Chemotherapy agents encompass a broad range of drugs, including alkylating agents, antimetabolites, topoisomerase inhibitors, and plant alkaloids (Connor et al. 2005). These drugs vary in their mechanisms of action and genotoxic potential, which makes the evaluation of exposure risk a complex scenario. To overcome the question, occupational exposure to these drugs has been evaluated under different contexts and paradigms, demonstrating increased rates of genetic damage in healthcare professionals, as measured by different biomarkers, the micronucleus assay being the most commonly used (Ness et al. 2021; Pajic et al. 2021). This biomarker is broadly used in genotoxicity studies to assess the chromosome breakage induced by chemical substances found in the environment (Connor et al. 2005).
Micronuclei are small extranuclear bodies that form during cell division when chromosome fragments or whole chromosomes fail to incorporate into daughter nuclei, often as a result of exposure to genotoxic agents (Bonassi et al. 2011). This makes the micronucleus assay a valuable tool in biomonitoring studies, especially among individuals exposed to potentially genotoxic substances in occupational or environmental settings (Bonassi et al. 2011).
Numerous studies have shown an elevated frequency of genetic damage in healthcare professionals exposed to chemotherapy agents. Particularly, healthcare workers in hospitals have been reported to have a higher incidence of micronuclei when compared to unexposed populations (Gianfredi et al. 2017; Villarini et al. 2016). This was strongly evident in workers involved in drug preparation, such as nurses and pharmacists, where exposure levels can be significantly higher (Connor et al. 2005), potentially through inhalation of aerosols or direct dermal contact with these agents (Roussel et al. 2019). However, the data on this subject are not entirely consistent, with some studies showing no significant genetic damage in exposed workers. This inconsistency may arise from factors such as differences in study design, methodological variations, and the use of protective measures in the workplace (Gianfredi et al. 2017).
Given these challenges described above, the aim of this systematic review was to critically assess the evidence regarding the genotoxic effects through micronuclei incidence of chemotherapy drugs on healthcare workers.
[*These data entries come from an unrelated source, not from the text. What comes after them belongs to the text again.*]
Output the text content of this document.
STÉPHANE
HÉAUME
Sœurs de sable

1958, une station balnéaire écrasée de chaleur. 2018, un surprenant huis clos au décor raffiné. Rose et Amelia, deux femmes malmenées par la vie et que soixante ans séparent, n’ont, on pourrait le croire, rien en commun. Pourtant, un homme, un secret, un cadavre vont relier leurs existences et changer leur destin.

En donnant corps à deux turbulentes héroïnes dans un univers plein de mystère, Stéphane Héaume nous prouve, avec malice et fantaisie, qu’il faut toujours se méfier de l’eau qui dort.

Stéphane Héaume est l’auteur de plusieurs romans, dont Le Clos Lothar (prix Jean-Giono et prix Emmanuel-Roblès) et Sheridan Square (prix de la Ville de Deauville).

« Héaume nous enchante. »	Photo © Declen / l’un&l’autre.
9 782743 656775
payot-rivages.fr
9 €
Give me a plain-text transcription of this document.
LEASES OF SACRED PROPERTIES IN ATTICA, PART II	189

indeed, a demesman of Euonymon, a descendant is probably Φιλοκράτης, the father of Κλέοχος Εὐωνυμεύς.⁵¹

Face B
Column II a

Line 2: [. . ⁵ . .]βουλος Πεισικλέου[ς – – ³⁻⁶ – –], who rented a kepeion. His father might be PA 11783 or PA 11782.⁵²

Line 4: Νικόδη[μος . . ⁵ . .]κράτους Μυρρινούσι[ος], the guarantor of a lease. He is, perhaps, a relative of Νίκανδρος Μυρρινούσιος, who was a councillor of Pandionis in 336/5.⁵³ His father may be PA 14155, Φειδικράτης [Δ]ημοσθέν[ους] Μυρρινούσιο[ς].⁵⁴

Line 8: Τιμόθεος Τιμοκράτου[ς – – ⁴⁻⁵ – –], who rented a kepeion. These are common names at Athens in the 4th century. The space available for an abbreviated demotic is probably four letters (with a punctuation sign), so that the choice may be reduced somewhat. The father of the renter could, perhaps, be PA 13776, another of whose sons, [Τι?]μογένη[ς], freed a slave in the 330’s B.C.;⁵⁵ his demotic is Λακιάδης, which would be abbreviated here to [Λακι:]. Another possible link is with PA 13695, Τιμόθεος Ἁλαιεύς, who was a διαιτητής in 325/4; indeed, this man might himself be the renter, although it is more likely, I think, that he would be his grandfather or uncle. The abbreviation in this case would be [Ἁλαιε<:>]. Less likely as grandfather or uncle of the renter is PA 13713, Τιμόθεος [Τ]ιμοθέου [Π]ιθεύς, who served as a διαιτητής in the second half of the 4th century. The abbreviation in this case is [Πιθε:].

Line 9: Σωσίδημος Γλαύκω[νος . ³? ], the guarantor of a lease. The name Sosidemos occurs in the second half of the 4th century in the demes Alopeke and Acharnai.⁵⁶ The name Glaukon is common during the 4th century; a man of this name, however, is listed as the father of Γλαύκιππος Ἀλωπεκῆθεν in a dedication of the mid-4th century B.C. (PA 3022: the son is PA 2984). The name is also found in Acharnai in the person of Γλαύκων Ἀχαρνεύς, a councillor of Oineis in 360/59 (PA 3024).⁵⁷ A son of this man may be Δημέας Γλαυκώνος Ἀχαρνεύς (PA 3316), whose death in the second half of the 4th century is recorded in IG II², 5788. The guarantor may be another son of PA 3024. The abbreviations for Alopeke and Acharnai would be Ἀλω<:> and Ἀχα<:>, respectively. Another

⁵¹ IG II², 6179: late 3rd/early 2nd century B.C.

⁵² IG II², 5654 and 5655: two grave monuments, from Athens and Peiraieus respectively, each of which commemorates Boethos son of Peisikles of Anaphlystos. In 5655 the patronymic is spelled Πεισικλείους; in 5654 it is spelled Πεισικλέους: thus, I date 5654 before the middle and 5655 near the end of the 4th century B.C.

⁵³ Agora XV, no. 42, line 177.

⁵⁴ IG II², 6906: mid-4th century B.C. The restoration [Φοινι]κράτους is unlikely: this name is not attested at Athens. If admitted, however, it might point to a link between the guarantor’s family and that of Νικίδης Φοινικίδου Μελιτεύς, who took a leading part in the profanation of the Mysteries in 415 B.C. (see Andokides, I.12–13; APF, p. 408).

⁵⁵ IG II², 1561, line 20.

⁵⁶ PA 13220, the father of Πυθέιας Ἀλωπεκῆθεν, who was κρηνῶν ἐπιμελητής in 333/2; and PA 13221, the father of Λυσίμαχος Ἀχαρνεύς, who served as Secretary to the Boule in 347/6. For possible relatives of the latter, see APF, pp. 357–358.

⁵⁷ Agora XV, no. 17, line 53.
Furthermore, this review also seeks to evaluate the quality and reliability of the studies published on this topic. By consolidating the available evidence, this review aims to provide a clearer understanding of the occupational risks associated with chemotherapy drug exposure (Roussel et al. 2019). We understand the findings of this review will contribute to the broader understanding of the cancer risk faced by healthcare workers in oncology settings and may inspire future studies on new guidelines for improving safety protocols in these environments.
Material and Methods
2
This systematic review was conducted in accordance with the PRISMA 2020 guidelines and structured around the PICO model: P (Mammalian cells), I (Chemotherapeutic drugs), C (Control group), O (Genotoxicity through micronuclei formation).
Studies were deemed eligible if they fulfilled the following criteria: (1) experimental studies assessing genetic damage and/or cell death triggered by chemotherapeutic agents; (2) publications written in English; (3) data reported in compliance with internationally recognized scientific standards and suitable for extraction.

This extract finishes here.